SL DDR: Still honeymooning phase
After some clarity on Sri Lanka’s domestic debt restructuring (DDR) that local banks will not be entitled to a haircut, some stakeholders were relieved but others are awaiting more pain as the process progresses.
State Finance Minister Dr. Ranjith Siyambalapitiya told Parliament on Tuesday that domestic debt will not be written off. No injustice will be done to any bank depositors, Superannuation Funds’ beneficiaries and pensioners due to domestic debt restructuring, he said.
He also said that domestic debt restructuring does not mean writing off debt. “However, it might include freezing loans or writing off interest,” he said.
Central Bank Governor Dr. Nandalal Weerasinghe in early May said that public bank deposits and the stability of the banking system will be safeguarded in any reorganisation of domestic debt.
More clarity on this is to be expected after President Ranil Wickremesinghe returns from overseas after discussing with the Paris Club members who are the ISB holders is what Shehan Semasinghe, State Minister Finance has told recently.
Samagi Jana Balawegaya MP Kabir Hashim told the Business Times that the lack of transparency in statements made by government ministers has kept the country guessing which is not good for the debt restructuring process.
The country has a domestic debt of Rs. 15 trillion (US $ 47 billion), with foreign debt totalling Rs.12.5 trillion. The major domestic lenders to the government are private and public banks (Rs.8.5 trillion) with the remainder from non-banking sources.
The Employee Provident Fund (EPF) has invested around 95 per cent of its Rs. 3.5 trillion in government securities. An economist said that this is a crucial honeymoon period for the country where it has defaulted on its international debt and awaiting debt restructuring.

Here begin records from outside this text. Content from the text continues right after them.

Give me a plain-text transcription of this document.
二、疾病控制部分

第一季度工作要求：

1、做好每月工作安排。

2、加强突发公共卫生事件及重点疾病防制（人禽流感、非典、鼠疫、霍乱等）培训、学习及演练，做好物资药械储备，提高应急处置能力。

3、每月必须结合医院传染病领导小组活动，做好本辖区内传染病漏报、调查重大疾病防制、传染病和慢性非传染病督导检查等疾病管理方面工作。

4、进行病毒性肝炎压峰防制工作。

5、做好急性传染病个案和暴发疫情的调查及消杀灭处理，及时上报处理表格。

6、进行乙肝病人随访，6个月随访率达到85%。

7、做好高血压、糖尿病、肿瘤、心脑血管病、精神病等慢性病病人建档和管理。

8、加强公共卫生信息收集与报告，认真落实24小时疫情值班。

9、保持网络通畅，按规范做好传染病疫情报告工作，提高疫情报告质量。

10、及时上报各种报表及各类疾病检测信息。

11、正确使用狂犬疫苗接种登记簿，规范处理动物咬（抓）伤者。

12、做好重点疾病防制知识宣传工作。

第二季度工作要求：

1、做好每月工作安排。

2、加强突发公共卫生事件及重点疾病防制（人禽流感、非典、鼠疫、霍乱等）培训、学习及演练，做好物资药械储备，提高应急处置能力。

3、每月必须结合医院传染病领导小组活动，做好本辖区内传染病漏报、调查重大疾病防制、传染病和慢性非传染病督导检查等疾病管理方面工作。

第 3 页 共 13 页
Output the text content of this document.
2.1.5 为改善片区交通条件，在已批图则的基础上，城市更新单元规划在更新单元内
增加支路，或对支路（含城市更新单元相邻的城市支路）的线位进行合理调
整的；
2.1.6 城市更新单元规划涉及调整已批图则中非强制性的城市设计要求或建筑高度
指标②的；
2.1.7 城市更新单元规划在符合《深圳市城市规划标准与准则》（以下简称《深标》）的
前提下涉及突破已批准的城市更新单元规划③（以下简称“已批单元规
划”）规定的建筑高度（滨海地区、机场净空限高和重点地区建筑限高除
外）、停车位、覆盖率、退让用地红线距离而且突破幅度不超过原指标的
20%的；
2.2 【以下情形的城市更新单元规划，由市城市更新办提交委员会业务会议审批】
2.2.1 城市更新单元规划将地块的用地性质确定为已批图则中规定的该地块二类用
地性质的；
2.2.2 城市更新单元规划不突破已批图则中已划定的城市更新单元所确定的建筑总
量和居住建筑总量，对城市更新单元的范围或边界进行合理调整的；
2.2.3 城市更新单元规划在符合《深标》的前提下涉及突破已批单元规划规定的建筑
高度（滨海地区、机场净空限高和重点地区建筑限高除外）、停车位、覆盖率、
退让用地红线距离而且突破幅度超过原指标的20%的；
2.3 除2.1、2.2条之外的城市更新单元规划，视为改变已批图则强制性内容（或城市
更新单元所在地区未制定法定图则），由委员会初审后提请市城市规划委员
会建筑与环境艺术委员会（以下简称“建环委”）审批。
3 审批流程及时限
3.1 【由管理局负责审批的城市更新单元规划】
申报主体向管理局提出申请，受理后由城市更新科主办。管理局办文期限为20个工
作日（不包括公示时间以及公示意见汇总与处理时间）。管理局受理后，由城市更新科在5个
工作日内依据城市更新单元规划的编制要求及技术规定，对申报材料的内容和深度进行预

Meanwhile, sources told the Business Times that about two months ago, the Central Bank (CB) had requested private bankers to send their financials to check on the status quo in the event of a DDR. They said that the CB had found out that most private banks can manage with a haircut.
Ravi Abeysuriya, Advocacy Chair / Director, CFA Society Sri Lanka told the Business Times that despite a ‘no-no’ on DDR, a maturity extension and or a coupon rate cut of bonds would be required.
“The government has said that there will not be a principal haircut on sovereign bonds which is good news for all those who have invested in government bonds. But the country has a debt sustainability requirement which can only be achieved by bringing the Gross Financing Needs (GFN) and Debt to GDP ratio to manageable levels. For this, a maturity extension and or a coupon rate cut of bonds would be required.”
A senior banker said that the only way out is to soften the cushion of the cash outlays. He also pointed out that the taxes, as expected by the government, aren’t coming through. “Some MPs are also discouraging the privatisation of Sri Lanka Telecom, Lanka Hospitals etc. They are promoting restructuring the loss-making state owned enterprises. This will most likely entail a voluntary retirement scheme for the employees of these entities, and the banks will need to restructure the payment terms of loans that the entities have taken. These units will also need to sell unnecessary and underutilised assets. Somebody will have to pay along the line,” he added.